I could go on about “pride of ownership” as if that magically compelled someone to throw away their trash in the proper receptacle. I could also go on at length about various socio-economic reasons and how certain people feel unheard, marginalized, and disconnected from the American Dream or the middle class or whatever else might pass for a reason why people litter and refuse to pick-up it up.
Such justifying is at best disrespectful to the many residents who do take pride in their homes and neighborhoods and who take the time to pick up goodness knows how much trash from others. At worst, it’s dishonest because it ignores the fact that some people are simply lazy, lacking in dignity and common decency. Setting aside the deep dive on why we’re up to our backsides in litter, we could use a little help from the fast food chains.
I say that because a good deal of the trash and litter consists of cups, bags, and wrappers from MacDonald’s, Wendy’s, KFC, and 7-11 to name a few. Given the money these companies make in our communities and the price we pay in clogged arteries and diabetes, they could at least step up and provide some manpower or resources to help clean up.
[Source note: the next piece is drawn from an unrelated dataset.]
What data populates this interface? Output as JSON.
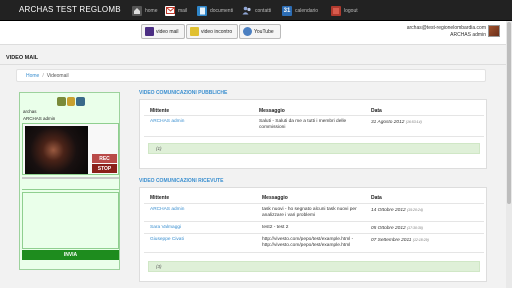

These national and international chains might also consider investing in the research needed to create truly biodegradable packaging and wrappers.
We’re starting to lean in the right direction on single-use
plastic bags, now we have to push the issue with these companies when it comes
to the packaging that holds their burgers, fries, sodas, tacos, and mcmuffins. By
focusing on the packaging perhaps the litter, much of which comes from their
products, might actually breakdown and disappear in an environmentally friendly
way after a relatively brief period of time rather than being something
archeologists of the future will pick over millennia from now in search of
evidence that we were once here and allegedly civilized.